Patel Vishal, Wang Alan, Monk Andrew Paul, Schneider Marco Tien-Yueh
Auckland Bioengineering Institute, The University of Auckland, Auckland 1010, New Zealand.
Faculty of Medical and Health Sciences, The University of Auckland, Auckland 1010, New Zealand.
Bioengineering (Basel). 2024 Feb 15;11(2):0. doi: 10.3390/bioengineering11020186.
This study introduces a hybrid analytical super-resolution (SR) pipeline aimed at enhancing the resolution of medical magnetic resonance imaging (MRI) scans. The primary objective is to overcome the limitations of clinical MRI resolution without the need for additional expensive hardware. The proposed pipeline involves three key steps: pre-processing to re-slice and register the image stacks; SR reconstruction to combine information from three orthogonal image stacks to generate a high-resolution image stack; and post-processing using an artefact reduction convolutional neural network (ARCNN) to reduce the block artefacts introduced during SR reconstruction. The workflow was validated on a dataset of six knee MRIs obtained at high resolution using various sequences. Quantitative analysis of the method revealed promising results, showing an average mean error of 1.40 ± 2.22% in voxel intensities between the SR denoised images and the original high-resolution images. Qualitatively, the method improved out-of-plane resolution while preserving in-plane image quality. The hybrid SR pipeline also displayed robustness across different MRI sequences, demonstrating potential for clinical application in orthopaedics and beyond.
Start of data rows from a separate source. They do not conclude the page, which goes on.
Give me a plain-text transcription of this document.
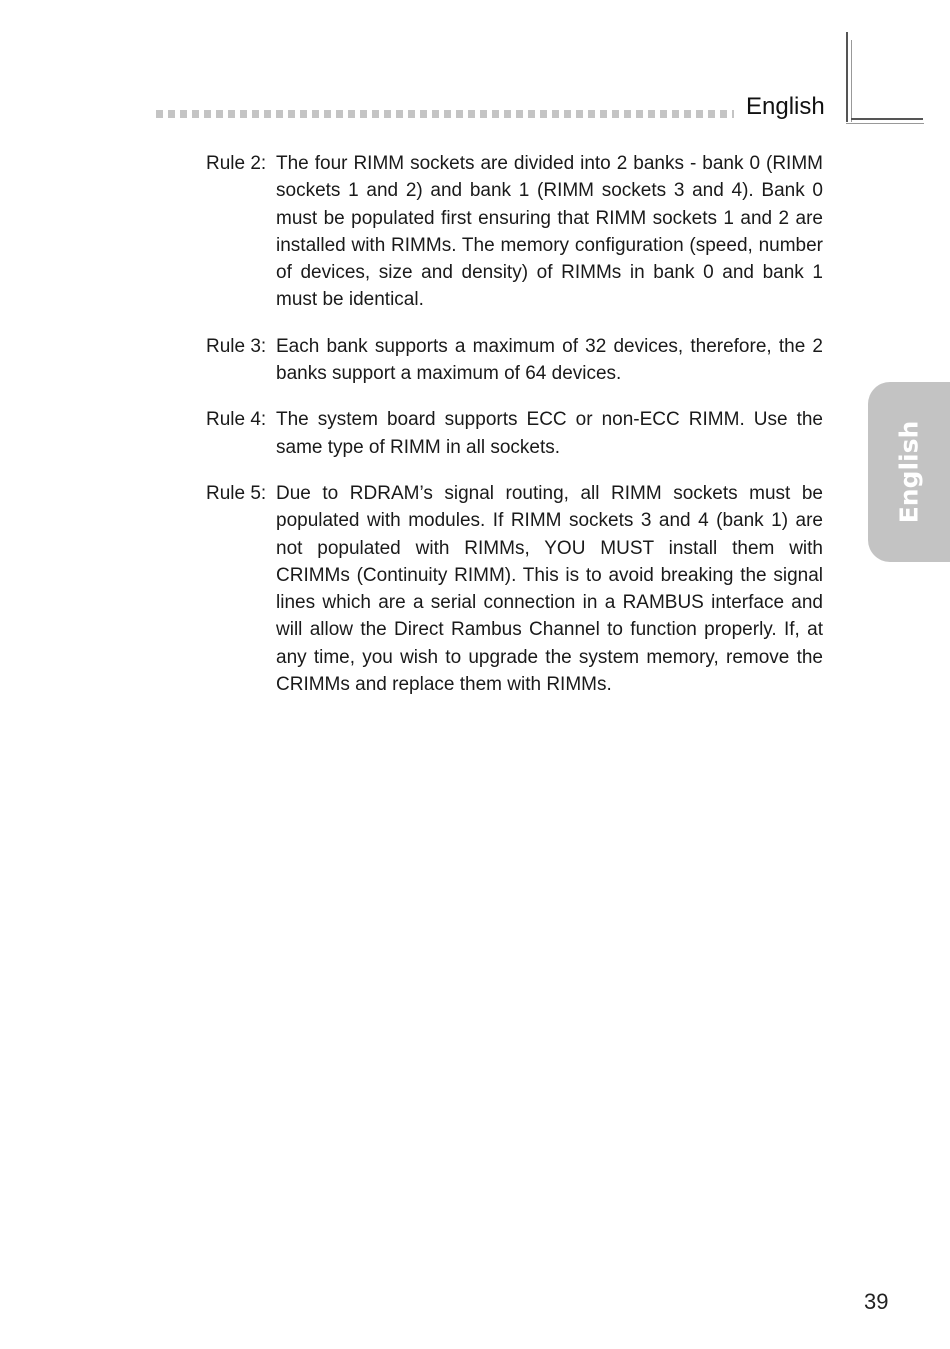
English
English
Rule 2: The four RIMM sockets are divided into 2 banks - bank 0 (RIMM sockets 1 and 2) and bank 1 (RIMM sockets 3 and 4). Bank 0 must be populated first ensuring that RIMM sockets 1 and 2 are installed with RIMMs. The memory configuration (speed, number of devices, size and density) of RIMMs in bank 0 and bank 1 must be identical.
Rule 3: Each bank supports a maximum of 32 devices, therefore, the 2 banks support a maximum of 64 devices.
Rule 4: The system board supports ECC or non-ECC RIMM. Use the same type of RIMM in all sockets.
Rule 5: Due to RDRAM’s signal routing, all RIMM sockets must be populated with modules. If RIMM sockets 3 and 4 (bank 1) are not populated with RIMMs, YOU MUST install them with CRIMMs (Continuity RIMM). This is to avoid breaking the signal lines which are a serial connection in a RAMBUS interface and will allow the Direct Rambus Channel to function properly. If, at any time, you wish to upgrade the system memory, remove the CRIMMs and replace them with RIMMs.
39
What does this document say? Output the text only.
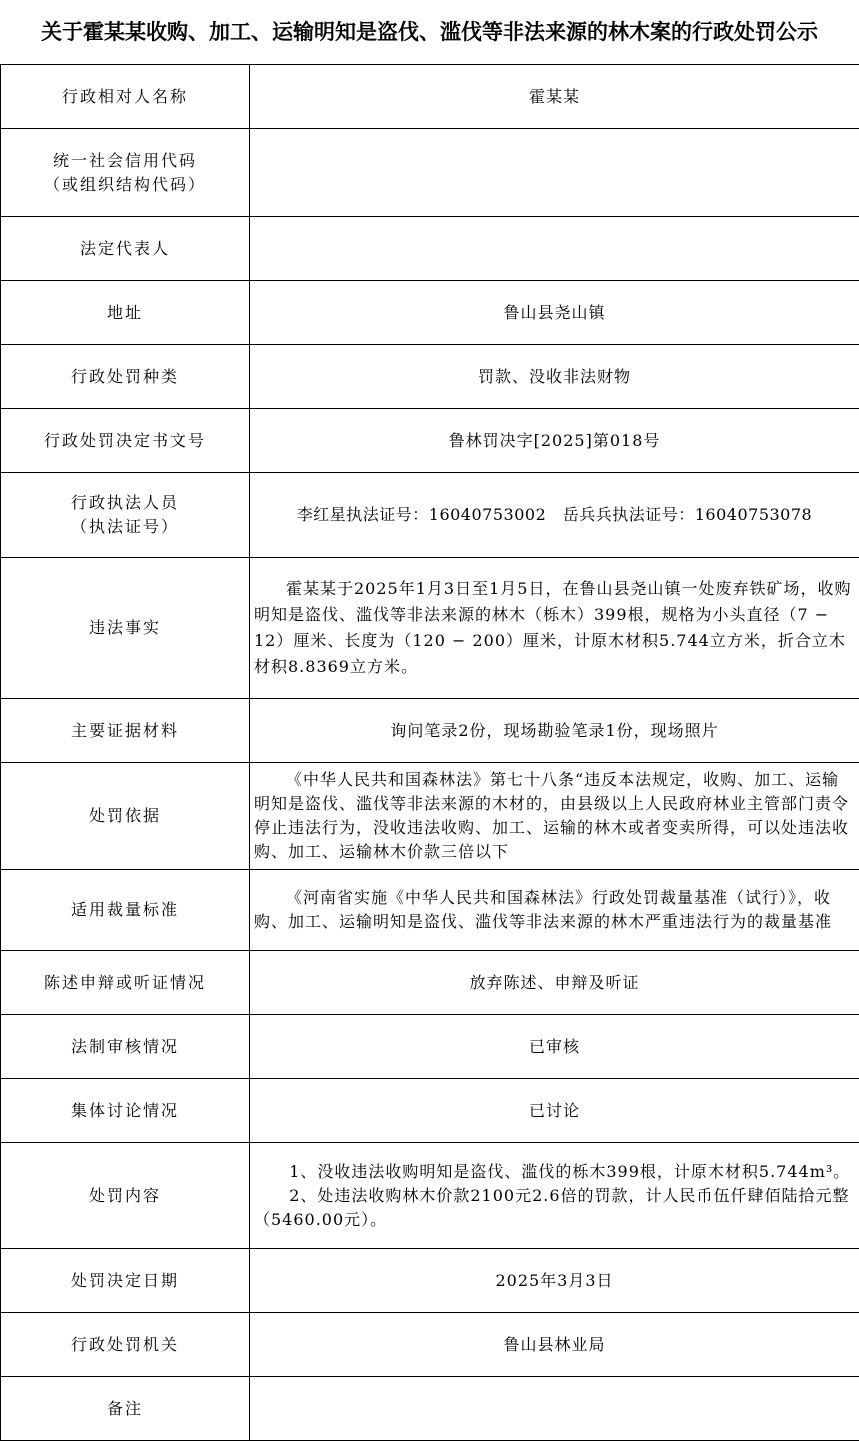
关于霍某某收购、加工、运输明知是盗伐、滥伐等非法来源的林木案的行政处罚公示
行政相对人名称	霍某某

统一社会信用代码
（或组织结构代码）	

法定代表人	

地址	鲁山县尧山镇

行政处罚种类	罚款、没收非法财物

行政处罚决定书文号	鲁林罚决字[2025]第018号

行政执法人员
（执法证号）	李红星执法证号：16040753002　岳兵兵执法证号：16040753078

违法事实	霍某某于2025年1月3日至1月5日，在鲁山县尧山镇一处废弃铁矿场，收购明知是盗伐、滥伐等非法来源的林木（栎木）399根，规格为小头直径（7 − 12）厘米、长度为（120 − 200）厘米，计原木材积5.744立方米，折合立木材积8.8369立方米。

主要证据材料	询问笔录2份，现场勘验笔录1份，现场照片

处罚依据	《中华人民共和国森林法》第七十八条“违反本法规定，收购、加工、运输明知是盗伐、滥伐等非法来源的木材的，由县级以上人民政府林业主管部门责令停止违法行为，没收违法收购、加工、运输的林木或者变卖所得，可以处违法收购、加工、运输林木价款三倍以下

适用裁量标准	《河南省实施《中华人民共和国森林法》行政处罚裁量基准（试行）》，收购、加工、运输明知是盗伐、滥伐等非法来源的林木严重违法行为的裁量基准

陈述申辩或听证情况	放弃陈述、申辩及听证

法制审核情况	已审核

集体讨论情况	已讨论

处罚内容	1、没收违法收购明知是盗伐、滥伐的栎木399根，计原木材积5.744m³。
2、处违法收购林木价款2100元2.6倍的罚款，计人民币伍仟肆佰陆拾元整（5460.00元）。

处罚决定日期	2025年3月3日

行政处罚机关	鲁山县林业局

备注	
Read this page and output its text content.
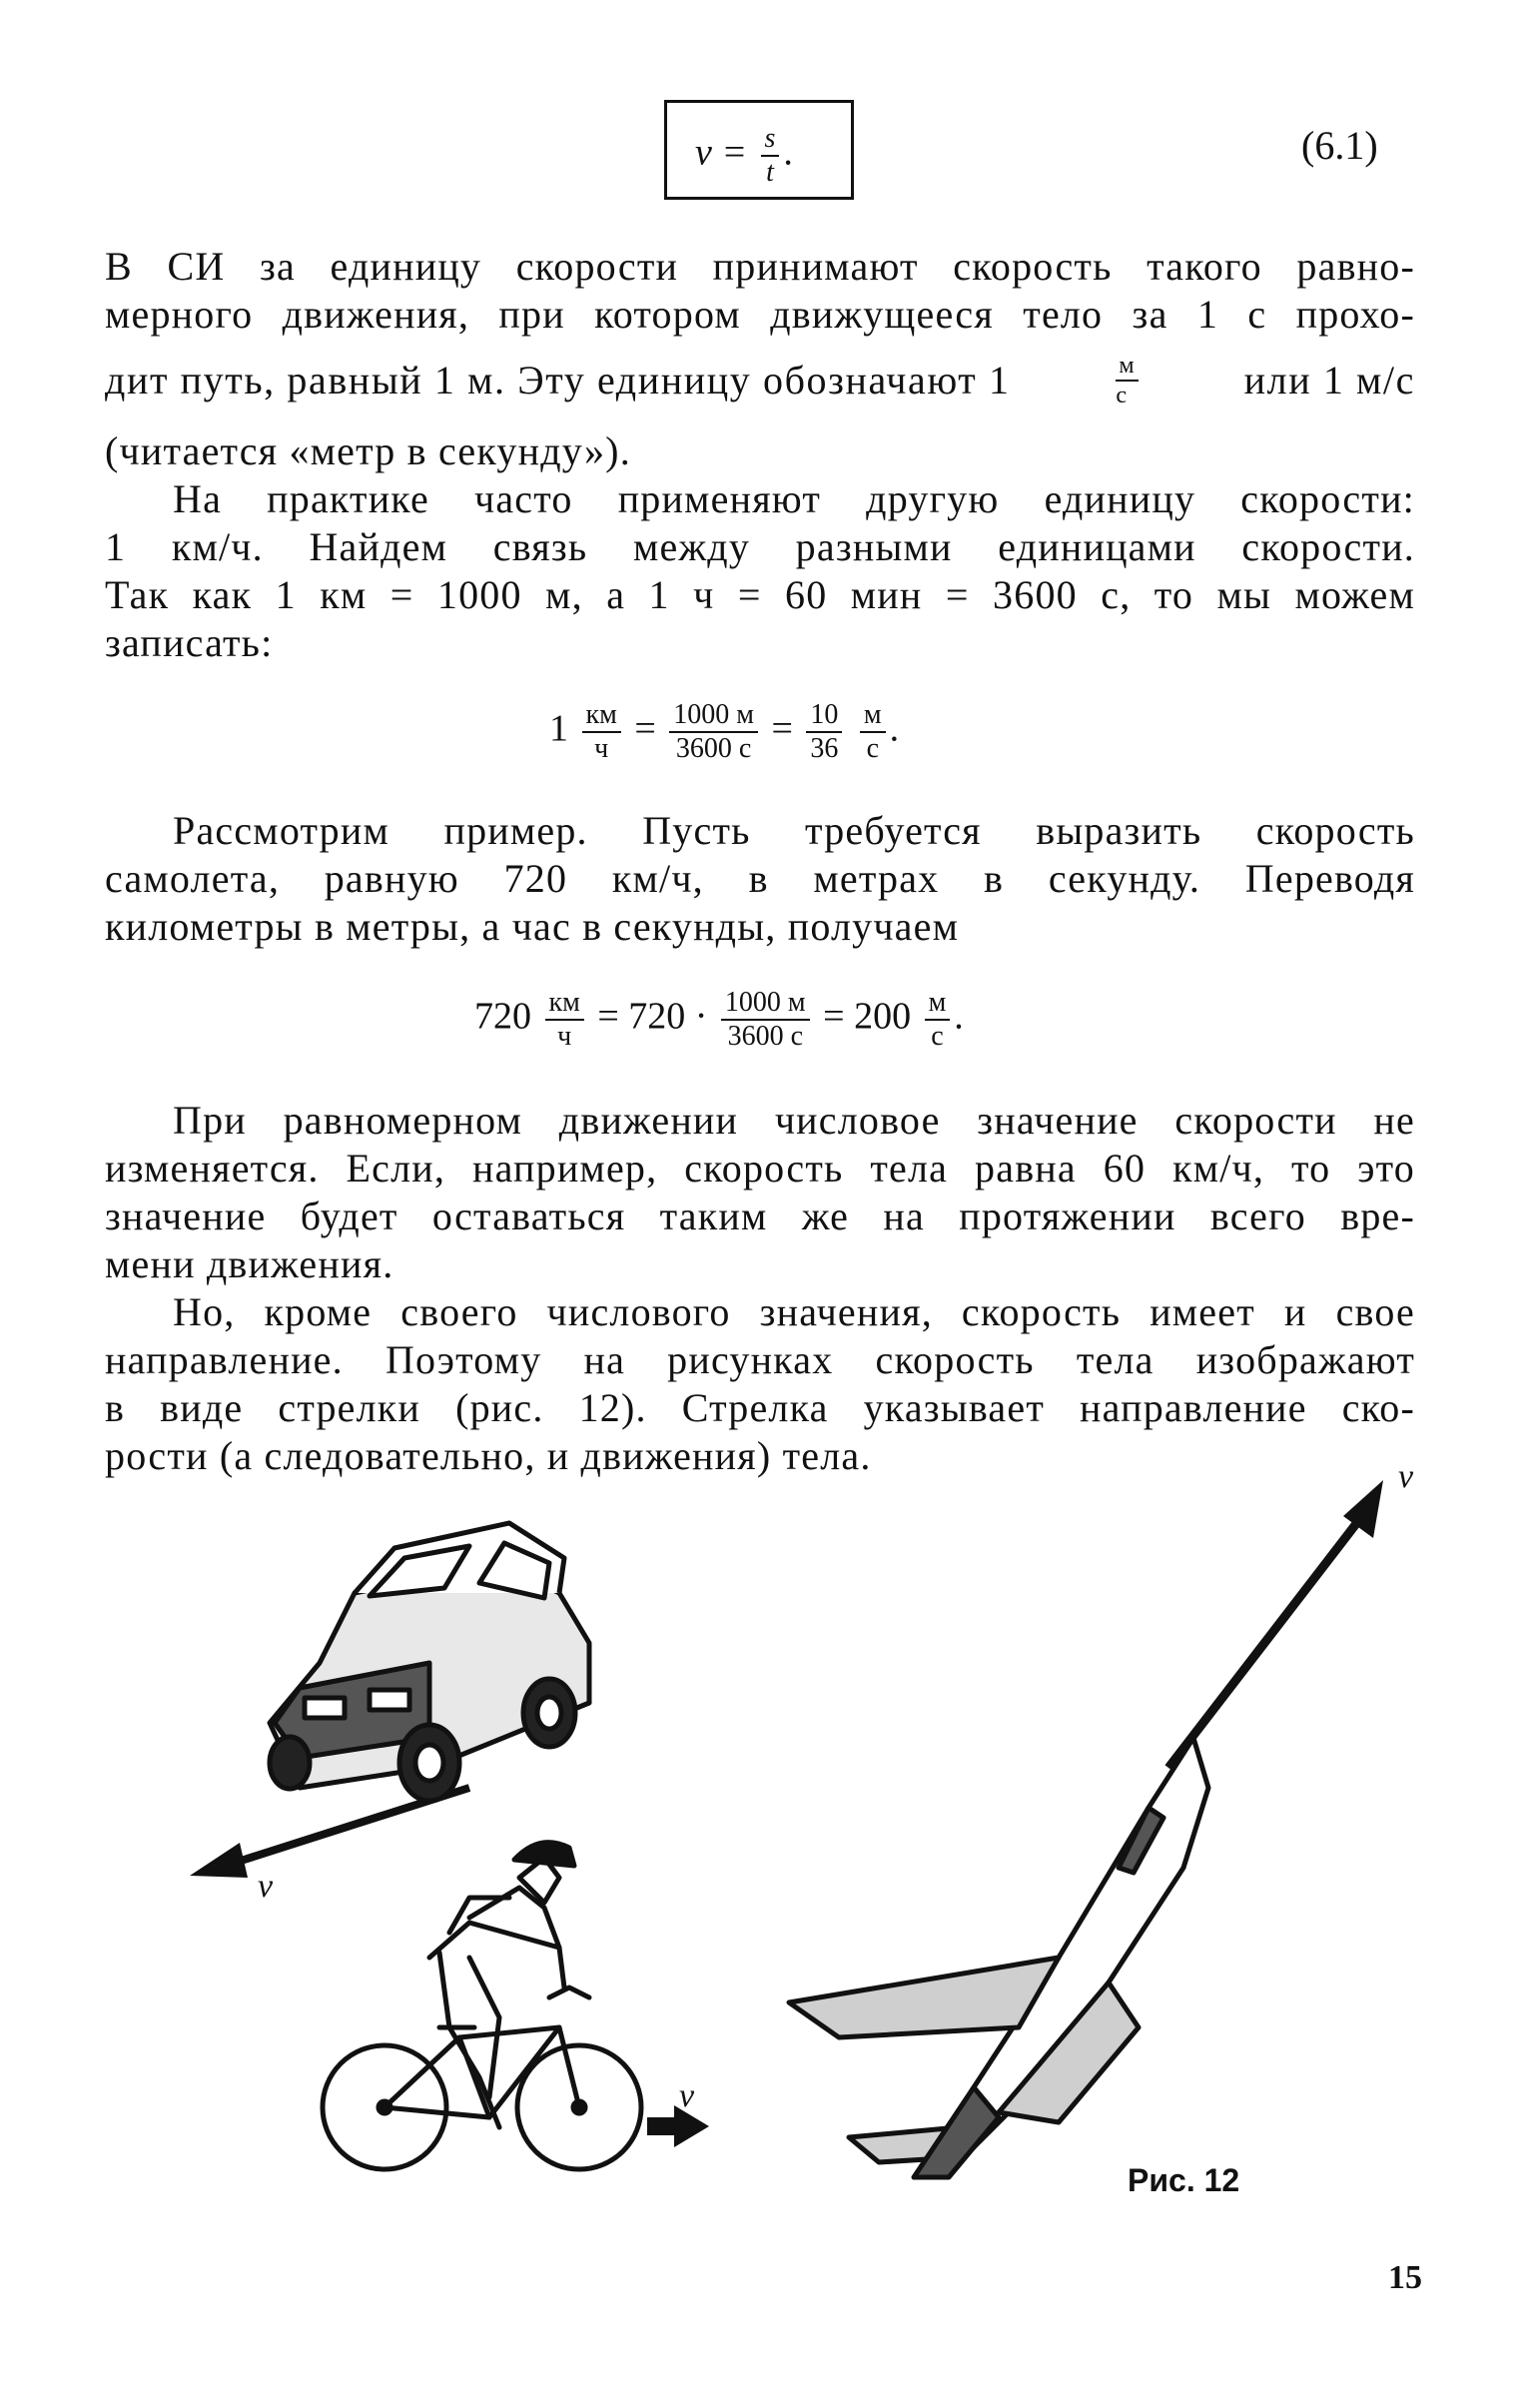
$v = \frac{s}{t}$ .	(6.1)
В СИ за единицу скорости принимают скорость такого равно-
мерного движения, при котором движущееся тело за 1 с прохо-
дит путь, равный 1 м. Эту единицу обозначают 1	м
с	или 1 м/с
(читается «метр в секунду»).
На практике часто применяют другую единицу скорости:
1 км/ч. Найдем связь между разными единицами скорости.
Так как 1 км = 1000 м, а 1 ч = 60 мин = 3600 с, то мы можем
записать:
$1 \frac{км}{ч} = \frac{1000 м}{3600 с} = \frac{10}{36}$
$\frac{м}{с}$ .
Рассмотрим пример. Пусть требуется выразить скорость
самолета, равную 720 км/ч, в метрах в секунду. Переводя
километры в метры, а час в секунды, получаем
$720 \frac{км}{ч} = 720 \cdot \frac{1000 м}{3600 с} = 200 \frac{м}{с}$ .
При равномерном движении числовое значение скорости не
изменяется. Если, например, скорость тела равна 60 км/ч, то это
значение будет оставаться таким же на протяжении всего вре-
мени движения.
Но, кроме своего числового значения, скорость имеет и свое
направление. Поэтому на рисунках скорость тела изображают
в виде стрелки (рис. 12). Стрелка указывает направление ско-
рости (а следовательно, и движения) тела.	v
v
v
Рис. 12
15
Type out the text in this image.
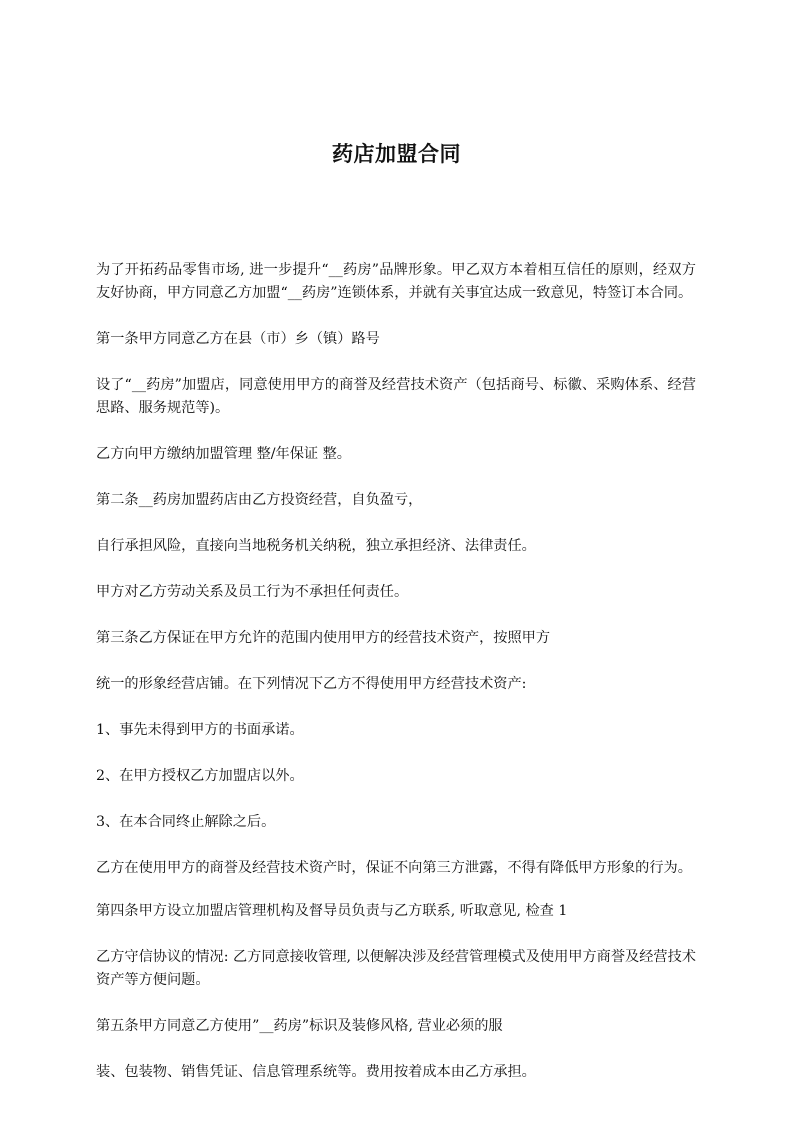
药店加盟合同

为了开拓药品零售市场, 进一步提升“__药房”品牌形象。甲乙双方本着相互信任的原则，经双方友好协商，甲方同意乙方加盟“__药房”连锁体系，并就有关事宜达成一致意见，特签订本合同。

第一条甲方同意乙方在县（市）乡（镇）路号

设了“__药房”加盟店，同意使用甲方的商誉及经营技术资产（包括商号、标徽、采购体系、经营思路、服务规范等)。

乙方向甲方缴纳加盟管理 整/年保证 整。

第二条__药房加盟药店由乙方投资经营，自负盈亏，

自行承担风险，直接向当地税务机关纳税，独立承担经济、法律责任。

甲方对乙方劳动关系及员工行为不承担任何责任。

第三条乙方保证在甲方允许的范围内使用甲方的经营技术资产，按照甲方

统一的形象经营店铺。在下列情况下乙方不得使用甲方经营技术资产:

1、事先未得到甲方的书面承诺。

2、在甲方授权乙方加盟店以外。

3、在本合同终止解除之后。

乙方在使用甲方的商誉及经营技术资产时，保证不向第三方泄露，不得有降低甲方形象的行为。

第四条甲方设立加盟店管理机构及督导员负责与乙方联系, 听取意见, 检查 1

乙方守信协议的情况: 乙方同意接收管理, 以便解决涉及经营管理模式及使用甲方商誉及经营技术资产等方便问题。

第五条甲方同意乙方使用”__药房”标识及装修风格, 营业必须的服

装、包装物、销售凭证、信息管理系统等。费用按着成本由乙方承担。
Although computationally intensive, this method offers a viable alternative to costly hardware upgrades and holds promise for improving diagnostic accuracy and generating more anatomically accurate models of the human body.
本研究介绍了一种混合分析超分辨率(SR)流程,旨在提高医学磁共振成像(MRI)扫描的分辨率。主要目标是克服临床MRI分辨率的局限性,而无需额外的昂贵硬件。所提出的流程包括三个关键步骤:预处理,对图像堆栈进行重新切片和配准;SR重建,将来自三个正交图像堆栈的信息组合起来,以生成高分辨率图像堆栈;以及后处理,使用伪影减少卷积神经网络(ARCNN)来减少SR重建过程中引入的块状伪影。该工作流程在使用各种序列以高分辨率获得的六个膝关节MRI数据集上得到了验证。对该方法的定量分析显示了有前景的结果,在SR去噪图像和原始高分辨率图像之间的体素强度平均平均误差为1.40±2.22%。定性地说,该方法提高了平面外分辨率,同时保留了平面内图像质量。混合SR流程在不同的MRI序列中也表现出稳健性,展示了在骨科及其他领域临床应用的潜力。尽管计算量很大,但该方法为昂贵的硬件升级提供了一种可行的替代方案,并有望提高诊断准确性和生成更符合人体解剖结构的模型。